Des scientifiques issus d’institutions prestigieuses ont récemment dévoilé une découverte paléontologique captivante. Au cœur du Trias, il y a environ 249 millions d’années, vivait Kwatisuchus rosai, une espèce d’amphibien temnospondyle nouvelle pour la science. Voici ce que l’on sait de cet animal.

Un amphibien géant au Brésil

Cet ancien habitant de la Terre mesurait environ 1,5 m de long et appartenait à la famille des Benthosuchidae. Il s’agit d’un petit groupe d’amphibiens géants ressemblant à des crocodiles. Ces créatures principalement aquatiques, qui n’ont aucun parent survivant direct, évoluaient dans des rivières et des lacs. La découverte de cette espèce au Brésil élargit ainsi la distribution géographique de ce clade auparavant limitée à la plateforme est-européenne.
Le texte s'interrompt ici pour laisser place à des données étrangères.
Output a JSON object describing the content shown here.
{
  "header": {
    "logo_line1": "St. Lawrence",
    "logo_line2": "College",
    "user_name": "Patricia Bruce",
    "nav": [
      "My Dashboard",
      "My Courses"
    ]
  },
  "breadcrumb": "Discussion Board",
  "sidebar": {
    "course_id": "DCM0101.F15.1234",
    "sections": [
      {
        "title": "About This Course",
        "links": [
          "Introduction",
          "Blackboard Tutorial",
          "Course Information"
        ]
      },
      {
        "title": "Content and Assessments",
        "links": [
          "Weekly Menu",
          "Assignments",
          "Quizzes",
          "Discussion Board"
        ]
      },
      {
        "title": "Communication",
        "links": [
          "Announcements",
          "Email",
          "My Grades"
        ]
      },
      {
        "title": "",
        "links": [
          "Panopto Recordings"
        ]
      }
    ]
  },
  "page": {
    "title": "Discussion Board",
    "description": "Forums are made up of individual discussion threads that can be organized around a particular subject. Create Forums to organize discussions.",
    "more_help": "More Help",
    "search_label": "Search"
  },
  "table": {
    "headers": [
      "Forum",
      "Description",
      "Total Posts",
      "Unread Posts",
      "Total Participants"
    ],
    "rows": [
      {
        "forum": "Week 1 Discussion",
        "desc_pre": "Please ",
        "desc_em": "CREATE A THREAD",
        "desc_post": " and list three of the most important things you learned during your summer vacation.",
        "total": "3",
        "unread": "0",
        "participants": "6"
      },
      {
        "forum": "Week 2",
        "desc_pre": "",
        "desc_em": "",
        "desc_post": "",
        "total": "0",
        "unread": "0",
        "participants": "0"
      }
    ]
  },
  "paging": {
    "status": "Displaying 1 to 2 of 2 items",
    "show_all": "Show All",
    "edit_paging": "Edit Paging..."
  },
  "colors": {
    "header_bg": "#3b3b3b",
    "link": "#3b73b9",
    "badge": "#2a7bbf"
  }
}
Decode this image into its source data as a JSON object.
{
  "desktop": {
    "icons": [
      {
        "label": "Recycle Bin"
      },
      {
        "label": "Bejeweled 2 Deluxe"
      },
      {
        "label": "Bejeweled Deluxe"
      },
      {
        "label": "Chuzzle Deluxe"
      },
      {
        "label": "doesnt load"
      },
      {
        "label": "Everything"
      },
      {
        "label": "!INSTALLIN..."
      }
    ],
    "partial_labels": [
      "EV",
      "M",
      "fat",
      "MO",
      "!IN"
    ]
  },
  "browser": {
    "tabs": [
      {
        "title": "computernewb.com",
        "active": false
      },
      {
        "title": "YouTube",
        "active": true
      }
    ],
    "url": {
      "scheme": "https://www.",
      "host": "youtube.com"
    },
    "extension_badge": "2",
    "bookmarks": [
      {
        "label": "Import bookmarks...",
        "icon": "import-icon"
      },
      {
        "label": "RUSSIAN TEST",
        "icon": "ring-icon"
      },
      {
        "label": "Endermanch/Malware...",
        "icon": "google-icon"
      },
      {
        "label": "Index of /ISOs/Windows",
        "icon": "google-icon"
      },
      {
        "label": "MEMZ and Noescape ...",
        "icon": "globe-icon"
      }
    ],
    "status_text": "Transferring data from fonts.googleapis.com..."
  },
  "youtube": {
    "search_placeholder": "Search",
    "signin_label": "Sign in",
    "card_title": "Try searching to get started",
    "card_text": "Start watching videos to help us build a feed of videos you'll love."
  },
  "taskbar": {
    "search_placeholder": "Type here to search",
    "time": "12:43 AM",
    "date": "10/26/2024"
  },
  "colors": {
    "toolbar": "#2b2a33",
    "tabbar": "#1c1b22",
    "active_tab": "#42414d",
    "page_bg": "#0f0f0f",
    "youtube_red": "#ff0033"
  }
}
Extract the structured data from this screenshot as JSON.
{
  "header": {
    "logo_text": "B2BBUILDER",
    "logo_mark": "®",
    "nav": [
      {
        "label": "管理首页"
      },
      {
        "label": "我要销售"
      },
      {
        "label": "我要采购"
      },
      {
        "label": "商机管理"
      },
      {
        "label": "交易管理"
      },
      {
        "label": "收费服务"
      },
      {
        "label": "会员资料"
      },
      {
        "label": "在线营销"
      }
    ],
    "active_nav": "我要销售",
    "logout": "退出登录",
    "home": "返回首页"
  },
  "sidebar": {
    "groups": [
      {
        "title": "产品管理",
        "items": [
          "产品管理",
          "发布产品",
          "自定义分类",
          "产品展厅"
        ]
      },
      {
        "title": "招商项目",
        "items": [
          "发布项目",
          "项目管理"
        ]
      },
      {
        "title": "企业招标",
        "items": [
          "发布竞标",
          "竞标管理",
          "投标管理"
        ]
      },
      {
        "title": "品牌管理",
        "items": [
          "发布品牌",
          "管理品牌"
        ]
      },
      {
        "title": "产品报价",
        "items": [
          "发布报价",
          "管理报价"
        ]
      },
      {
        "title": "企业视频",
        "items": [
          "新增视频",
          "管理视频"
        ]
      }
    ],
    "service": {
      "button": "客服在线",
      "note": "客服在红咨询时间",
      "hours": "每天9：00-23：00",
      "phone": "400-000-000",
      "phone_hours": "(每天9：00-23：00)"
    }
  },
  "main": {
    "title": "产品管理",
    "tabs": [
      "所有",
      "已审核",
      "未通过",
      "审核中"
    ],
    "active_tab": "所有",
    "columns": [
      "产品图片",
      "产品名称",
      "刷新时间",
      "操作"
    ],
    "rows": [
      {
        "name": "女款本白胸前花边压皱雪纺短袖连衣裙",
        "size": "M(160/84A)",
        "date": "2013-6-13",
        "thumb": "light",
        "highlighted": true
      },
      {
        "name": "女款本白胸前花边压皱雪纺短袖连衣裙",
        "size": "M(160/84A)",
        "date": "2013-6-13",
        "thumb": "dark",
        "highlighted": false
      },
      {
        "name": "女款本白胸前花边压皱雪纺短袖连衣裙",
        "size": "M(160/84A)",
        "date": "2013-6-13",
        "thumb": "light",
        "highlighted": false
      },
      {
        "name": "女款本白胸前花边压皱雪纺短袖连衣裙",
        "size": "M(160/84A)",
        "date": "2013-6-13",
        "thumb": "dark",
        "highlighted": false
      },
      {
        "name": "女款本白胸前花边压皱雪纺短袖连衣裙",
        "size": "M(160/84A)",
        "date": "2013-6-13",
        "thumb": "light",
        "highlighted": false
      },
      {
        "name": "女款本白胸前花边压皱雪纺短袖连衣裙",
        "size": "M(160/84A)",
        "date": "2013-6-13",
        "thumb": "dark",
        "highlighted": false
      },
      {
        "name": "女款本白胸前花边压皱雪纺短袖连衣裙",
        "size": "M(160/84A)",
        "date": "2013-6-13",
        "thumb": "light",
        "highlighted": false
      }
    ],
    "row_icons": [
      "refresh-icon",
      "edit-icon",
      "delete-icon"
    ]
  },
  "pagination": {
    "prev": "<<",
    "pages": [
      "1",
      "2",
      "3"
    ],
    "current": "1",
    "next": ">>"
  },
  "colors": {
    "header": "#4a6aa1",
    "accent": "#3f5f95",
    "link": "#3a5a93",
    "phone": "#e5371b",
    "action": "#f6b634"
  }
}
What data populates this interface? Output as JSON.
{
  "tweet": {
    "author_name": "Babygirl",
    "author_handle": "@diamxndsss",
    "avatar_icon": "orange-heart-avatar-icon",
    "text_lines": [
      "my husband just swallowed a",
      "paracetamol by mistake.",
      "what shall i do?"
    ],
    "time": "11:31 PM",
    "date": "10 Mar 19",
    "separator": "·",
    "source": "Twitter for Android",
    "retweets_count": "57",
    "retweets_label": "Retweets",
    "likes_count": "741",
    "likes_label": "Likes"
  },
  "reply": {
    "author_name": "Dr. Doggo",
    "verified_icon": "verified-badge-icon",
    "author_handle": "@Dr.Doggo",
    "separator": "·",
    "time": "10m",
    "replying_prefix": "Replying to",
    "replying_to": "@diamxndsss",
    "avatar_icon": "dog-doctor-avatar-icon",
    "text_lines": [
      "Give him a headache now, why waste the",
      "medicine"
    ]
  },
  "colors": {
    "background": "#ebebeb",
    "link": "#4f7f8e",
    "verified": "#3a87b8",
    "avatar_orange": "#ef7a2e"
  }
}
La découverte a été faite dans la Formation de Sanga do Cabral, une couche rocheuse sédimentaire située dans la région du Rio Grande do Sul. Le crâne fossilisé a été trouvé en août 2022 et offre aux scientifiques un aperçu rare des tétrapodes primitifs dans leur environnement d’origine.

Les analyses du crâne ont notamment révélé des similitudes avec des taxons trouvés en Russie à la même époque. Ce constat soulève donc des questions sur la possibilité d’une connexion biogéographique entre ces régions malgré la distance géographique importante qui les séparait au sein de la Pangée. Les chercheurs invitent ainsi à de futures investigations pour comprendre pleinement la nature et les mécanismes de cette connexion potentielle.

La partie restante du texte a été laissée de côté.